Page Optimisation Technique – Build Two Rows For The Fold

Despite suggestions to the contrary, we web developers still very much have to work with the concept of a “fold” – that is the part of the page that is immediately visible when a user visits your site.

This is usually considered to mean “before the user has to scroll down” but can also just mean “the stuff they look at first” even if they have a really big monitor. This gives us a slightly more useful thing to think about – the first “batch” of content that will be at the top of the page, and incidentally will be the entirety of what a considerable portion of our users see first.

So, I have a suggestion to all the web *designers* out there to mull over: introduce the idea of “Two Rows” in your design.

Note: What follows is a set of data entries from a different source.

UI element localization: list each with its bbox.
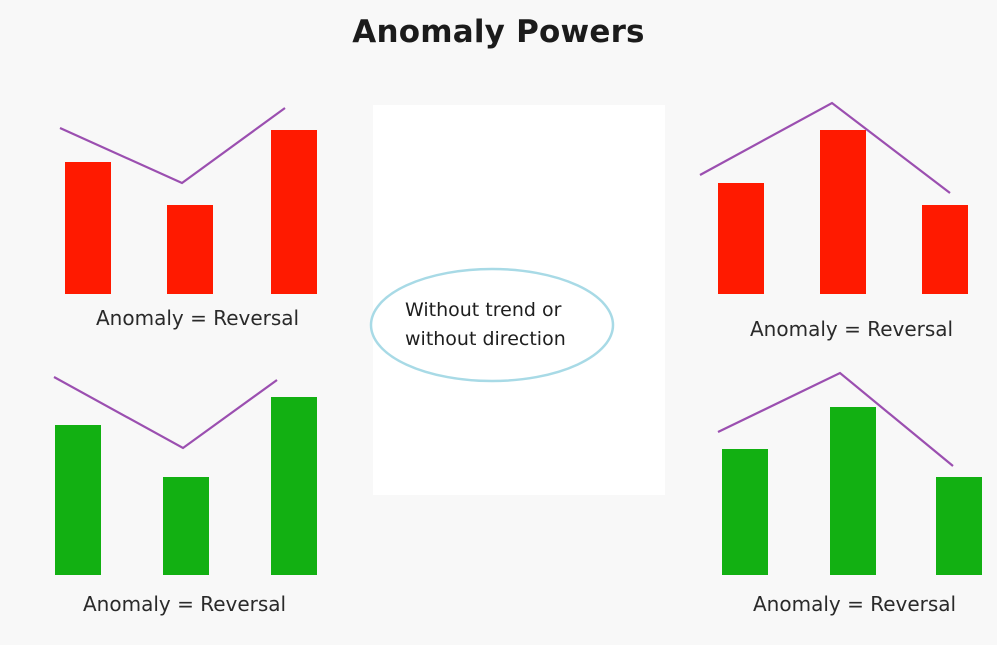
center-note: Without trend or without direction (372, 268, 614, 382)
bar-1 (65, 162, 111, 294)
bar-3 (922, 205, 968, 294)
bar-2 (163, 477, 209, 575)
center-note-line-2: without direction (405, 328, 566, 350)
panel-top-right (718, 130, 968, 294)
caption-bottom-right: Anomaly = Reversal (753, 592, 957, 616)
caption-top-left: Anomaly = Reversal (96, 306, 300, 330)
bar-1 (722, 449, 768, 575)
panel-top-left (65, 130, 319, 294)
center-note-line-1: Without trend or (405, 299, 562, 321)
page-title: Anomaly Powers (352, 14, 645, 50)
bar-2 (830, 407, 876, 575)
bar-3 (271, 397, 317, 575)
panel-bottom-right (722, 407, 982, 575)
bar-2 (820, 130, 866, 294)
bar-2 (167, 205, 213, 294)
caption-top-right: Anomaly = Reversal (750, 317, 954, 341)
caption-bottom-left: Anomaly = Reversal (83, 592, 287, 616)
bar-1 (55, 425, 101, 575)
panel-bottom-left (55, 397, 317, 575)
bar-3 (936, 477, 982, 575)
bar-3 (271, 130, 317, 294)
bar-1 (718, 183, 764, 294)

By having a single row that is for content “above the fold” and a second one for everything below, we can get the absolute minimum “perceived load time” of the page.

Let’s have a look at a fairly standard wireframe of a page:

"Normal" three column page layout

Normal three column page layout

This will be more or less as you expect, a header and footer with 3 (or however many) columns in between.

Now let’s have a look at a wireframe designed for the fold:

Optimised For the Fold Layout

Optimised For the Fold Layout

As you can see, I’ve changed the structure to split the main content completely into two distinct rows.

The advantage here is that we developers can do several things to make the first row appear as quickly as possible:

  1. Firstly we don’t have to do anything. The source order itself will mean that the content of the first row is loaded first, meaning that you won’t have that all-to-common “pause for the right-hand-column” to load.
  2. Place all styles at the top of the page, and all required scripts between the two rows – this will make the page appear correctly styled and have javascript-driven functionality available.
  3. Taking the point above to a further degree, we could in fact *split* the javascript (and possibly even css) files, which is normally a abad idea, to provide only the functionality required for the “first row”, and then load other resources afterwards. This is a rather extreme approach, but could help if your site really needs the content “above the fold” to be absolutely as fast as possible even at the cost of overall page performance.
  4. With a dynamic site, we can flush the buffer after the first row, and leave any further processing overhead to happen after that much of the page has been sent to the browser.

There is no real need for the actual design to exagerate the rows in the same way that the wireframe does – but you would need a horizontal split of the content at that point to make things as easy and flexible as possible. This limitation can be overcome with CSS, and possibly javascript, but this will rapidly become fiddly and hard to maintain.

To demonstrate what I mean, I took the Guardian’s homepage, and reworked it (as a graphic) to have the horizontal split required for Two Rows, without really appearing much different to the current, pure-column structure.


Original Guardian Homepage

Original Guardian Homepage

And after (with the “second row” being slightly greyed out):

Modified Guardian Page

Modified Guardian Page

This example worked fairly well in terms of “hiding” the row lines since some things are bumped right up to them and others have varying amounts of whitespace either side.

I must admit that I’ve never implemented this technique, but I certainly believe that it could have significant impact for a site like the Guardian that has a large amount of content “below the fold”.